Non è un giudizio di merito sull’opera che, anzi, avremmo con piacere fatto uscire in sala. Siamo consapevoli che questa presa di posizione non avrà effetti concreti sulle politiche di Netflix. Il messaggio delle sale è semmai rivolto alle altre major che, tendenzialmente, rispettano le regole con finestre cinematografiche adeguate. Un messaggio di solidarietà ma anche un monito perché i film restino prima di tutto un prodotto cinematografico per un tempo adeguato allo sfruttamento in sala».

La crepa culturale

È una crepa culturale e di costume sempre più profonda che, ora anche in Italia, chiama allo schieramento. Il Festival di Cannes lo ha già fatto da un po’: i film Netflix non sono selezionati in concorso che pretende solo titoli “nati” per la sala. Venezia ha una strategia completamente diversa sulla quale, forse, alla luce della presa di posizione, mai così compatta, degli esercenti, il dibattito andrebbe riaperto.

Per Ezio Leoni, esercente del “Lux” di Padova, uno dei 16 arditi controcorrente «non si tratta né di un tradimento e nemmeno di piegarsi alle logiche di Netflix. Il mio è un cinema indipendente e quasi tutto il pubblico è socio del relativo circolo. Ho una dimensione molto diversa da quella dei cinema cosiddetti commerciali. Quando mi hanno proposto di programmare il film, ho pensato soltanto alla sua qualità, al fatto che fosse adatto al mio pubblico: Netflix o non Netflix non fa differenza».

Tutti perdenti o quasi

La sensazione, però, è che, da questa vicenda distributiva, tutti (tranne uno) escano un po’ perdenti. Gli esercenti, prima di tutto, che si trovano costretti, loro malgrado, a rinunciare a un titolo di richiamo, con relativo danno economico.

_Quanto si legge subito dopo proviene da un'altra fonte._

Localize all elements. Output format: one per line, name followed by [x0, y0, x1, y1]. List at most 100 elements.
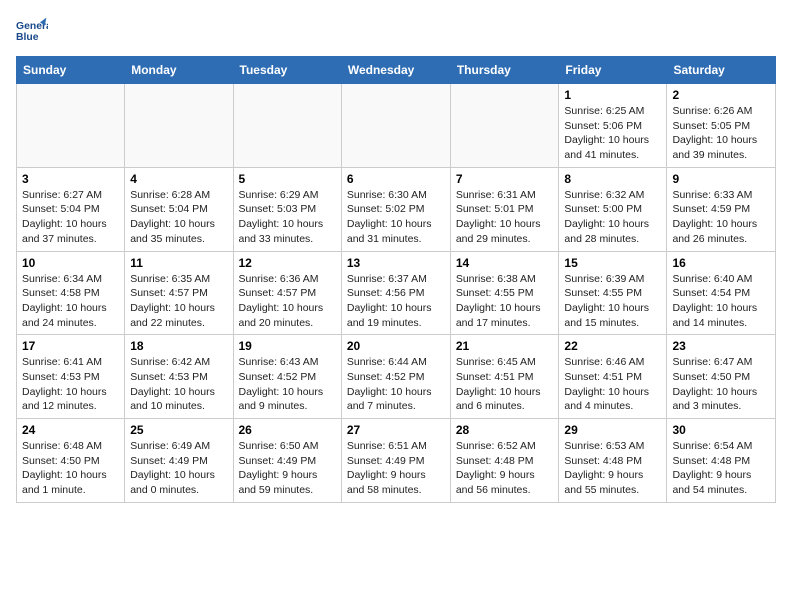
calendar-cell: 1Sunrise: 6:25 AMSunset: 5:06 PMDaylight… [559, 84, 667, 168]
weekday-header-tuesday: Tuesday [233, 57, 341, 84]
calendar-cell: 5 Sunrise: 6:29 AMSunset: 5:03 PMDaylight… [233, 167, 341, 251]
day-info: Sunrise: 6:27 AMSunset: 5:04 PMDaylight:… [22, 188, 119, 247]
weekday-header-monday: Monday [125, 57, 233, 84]
day-number: 29 [564, 423, 661, 437]
day-number: 2 [672, 88, 770, 102]
calendar-cell: 30 Sunrise: 6:54 AMSunset: 4:48 PMDayligh… [667, 419, 776, 503]
calendar-cell: 16Sunrise: 6:40 AMSunset: 4:54 PMDayligh… [667, 251, 776, 335]
calendar-cell: 14 Sunrise: 6:38 AMSunset: 4:55 PMDayligh… [450, 251, 559, 335]
logo: General Blue [16, 16, 48, 48]
calendar-cell [125, 84, 233, 168]
day-info: Sunrise: 6:28 AMSunset: 5:04 PMDaylight:… [130, 188, 227, 247]
calendar-cell: 11 Sunrise: 6:35 AMSunset: 4:57 PMDayligh… [125, 251, 233, 335]
day-info: Sunrise: 6:52 AMSunset: 4:48 PMDaylight:… [456, 439, 554, 498]
day-number: 7 [456, 172, 554, 186]
day-number: 22 [564, 339, 661, 353]
day-number: 17 [22, 339, 119, 353]
day-info: Sunrise: 6:39 AMSunset: 4:55 PMDaylight:… [564, 272, 661, 331]
calendar-cell: 6 Sunrise: 6:30 AMSunset: 5:02 PMDaylight… [341, 167, 450, 251]
calendar-cell [233, 84, 341, 168]
day-number: 15 [564, 256, 661, 270]
day-info: Sunrise: 6:36 AMSunset: 4:57 PMDaylight:… [239, 272, 336, 331]
calendar-cell: 4 Sunrise: 6:28 AMSunset: 5:04 PMDaylight… [125, 167, 233, 251]
day-number: 13 [347, 256, 445, 270]
day-info: Sunrise: 6:35 AMSunset: 4:57 PMDaylight:… [130, 272, 227, 331]
day-number: 28 [456, 423, 554, 437]
day-info: Sunrise: 6:26 AMSunset: 5:05 PMDaylight:… [672, 104, 770, 163]
day-info: Sunrise: 6:29 AMSunset: 5:03 PMDaylight:… [239, 188, 336, 247]
day-number: 1 [564, 88, 661, 102]
calendar-cell: 8 Sunrise: 6:32 AMSunset: 5:00 PMDaylight… [559, 167, 667, 251]
day-number: 9 [672, 172, 770, 186]
day-number: 23 [672, 339, 770, 353]
calendar-cell: 22 Sunrise: 6:46 AMSunset: 4:51 PMDayligh… [559, 335, 667, 419]
calendar-cell: 2 Sunrise: 6:26 AMSunset: 5:05 PMDaylight… [667, 84, 776, 168]
calendar-cell: 17 Sunrise: 6:41 AMSunset: 4:53 PMDayligh… [17, 335, 125, 419]
day-info: Sunrise: 6:30 AMSunset: 5:02 PMDaylight:… [347, 188, 445, 247]
weekday-header-sunday: Sunday [17, 57, 125, 84]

Ma anche quel pubblico che non si rassegna a vedere i film da casa e a cui, di fatto, viene negato il diritto di fruirne sul grande schermo (a meno di non sobbarcarsi una trasferta più o meno lunga). Netflix, invece, va avanti per la propria strada, senza subire danni e senza divulgare alcun dato. Il pallone è suo: la partita comincia e finisce quando decide lui.